Through its Internet interface, information for specific accounts can be customized. Managers can select reports by store or by vendor, for specific date ranges. “We ask customers what information they want, how often they want it, when they want it and how they want it formatted. Then they’re able to go in and pull it out. And it can be totally different for every customer,” Canty says. Labatt also provides a CD-ROM disk containing all relevant information on a weekly basis. Included on the CD are copies of original invoices which Labatt scans in so the customer has a copy on file for immediate reference should questions arise.
A “thin,” boiled down order-entry application package was also written for customers who use the Internet to create their own orders vs. a separate proprietary software program. “It shows only the items they buy, the current price and last week’s price, and their purchase history,” Canty says. “They just key in quantities, submit the order and receive confirmation.”

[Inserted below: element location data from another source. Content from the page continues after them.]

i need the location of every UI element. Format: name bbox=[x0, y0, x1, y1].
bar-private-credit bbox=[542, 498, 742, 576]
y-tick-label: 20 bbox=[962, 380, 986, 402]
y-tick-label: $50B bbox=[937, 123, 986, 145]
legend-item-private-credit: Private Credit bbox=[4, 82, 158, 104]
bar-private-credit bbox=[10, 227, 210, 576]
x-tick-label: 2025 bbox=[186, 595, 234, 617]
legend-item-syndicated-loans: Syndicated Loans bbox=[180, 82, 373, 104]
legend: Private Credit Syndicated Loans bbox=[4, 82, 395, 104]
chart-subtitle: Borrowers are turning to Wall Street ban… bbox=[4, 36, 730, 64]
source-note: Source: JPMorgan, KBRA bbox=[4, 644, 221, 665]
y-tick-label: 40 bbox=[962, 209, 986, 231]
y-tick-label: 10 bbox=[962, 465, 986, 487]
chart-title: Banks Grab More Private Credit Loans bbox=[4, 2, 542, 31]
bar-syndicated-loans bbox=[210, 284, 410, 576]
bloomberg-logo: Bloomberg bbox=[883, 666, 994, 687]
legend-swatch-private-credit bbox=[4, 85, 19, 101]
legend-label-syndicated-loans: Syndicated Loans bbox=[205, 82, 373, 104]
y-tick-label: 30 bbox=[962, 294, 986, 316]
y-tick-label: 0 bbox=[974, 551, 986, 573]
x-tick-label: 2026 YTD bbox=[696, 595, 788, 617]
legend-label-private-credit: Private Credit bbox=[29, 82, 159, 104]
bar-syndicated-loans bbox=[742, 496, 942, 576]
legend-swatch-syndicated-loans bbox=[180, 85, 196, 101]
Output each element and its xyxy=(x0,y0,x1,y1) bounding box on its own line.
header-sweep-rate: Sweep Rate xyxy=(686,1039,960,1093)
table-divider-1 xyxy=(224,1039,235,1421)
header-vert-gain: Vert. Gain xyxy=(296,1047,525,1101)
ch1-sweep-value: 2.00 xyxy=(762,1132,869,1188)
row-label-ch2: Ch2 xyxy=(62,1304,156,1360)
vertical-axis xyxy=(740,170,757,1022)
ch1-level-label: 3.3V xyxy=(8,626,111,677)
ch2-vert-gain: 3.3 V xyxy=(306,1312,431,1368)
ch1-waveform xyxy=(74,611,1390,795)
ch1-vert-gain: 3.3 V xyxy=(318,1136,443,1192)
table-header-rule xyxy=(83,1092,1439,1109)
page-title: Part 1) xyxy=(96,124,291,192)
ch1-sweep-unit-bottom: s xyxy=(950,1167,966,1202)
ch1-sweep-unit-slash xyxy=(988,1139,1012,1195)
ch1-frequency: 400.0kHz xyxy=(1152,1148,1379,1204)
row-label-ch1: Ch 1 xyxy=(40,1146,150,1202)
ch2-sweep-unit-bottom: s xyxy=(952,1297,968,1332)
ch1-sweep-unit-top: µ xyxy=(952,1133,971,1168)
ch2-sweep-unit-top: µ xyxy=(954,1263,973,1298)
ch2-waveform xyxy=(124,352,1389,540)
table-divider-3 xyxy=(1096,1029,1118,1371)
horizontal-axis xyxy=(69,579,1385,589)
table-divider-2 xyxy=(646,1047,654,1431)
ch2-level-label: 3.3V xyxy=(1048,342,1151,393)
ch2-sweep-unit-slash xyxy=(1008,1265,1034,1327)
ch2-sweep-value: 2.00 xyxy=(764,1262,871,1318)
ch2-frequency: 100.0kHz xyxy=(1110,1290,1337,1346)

PICTURE-PERFECT ACCOUNTING
The document-imaging technology (DIT) used to scan invoices for order-history CD-ROM disks has found broad application at Labatt. Over the past two years, in conjunction with complete reengineering of accounting systems, DIT has helped the company become virtually paperless. Several clerical positions have been eliminated, as has the need for an executive-level finance staff, according to Labatt. The benefits of having DIT include live on-line information. At the touch of a button, with plenty of built-in checks and balances, receivables and payables can be verified and processed almost immediately.
“If there’s a question about an invoice, all we have to do is pop up a window on the screen and we can see the actual original invoice that was scanned in,” Beadle says. “We can highlight on the signature, tell the customer who signed for it, and we can fax a copy directly through the network to the operator. There’s no getting up from the desk and rummaging through file cabinets and getting back to the customer days later. It’s all data that’s available on-line the very next day.” Faster response time has gained Labatt an average of two days on accounts receivables. Faster processing up-front has gained a day on bank deposits. “We're not able to get each day's checks to the bank by 9 a.m., which gains us a full day on our cash flow," Beadle says. "We estimate annual savings of $50,000 to $60,000 a year from that alone."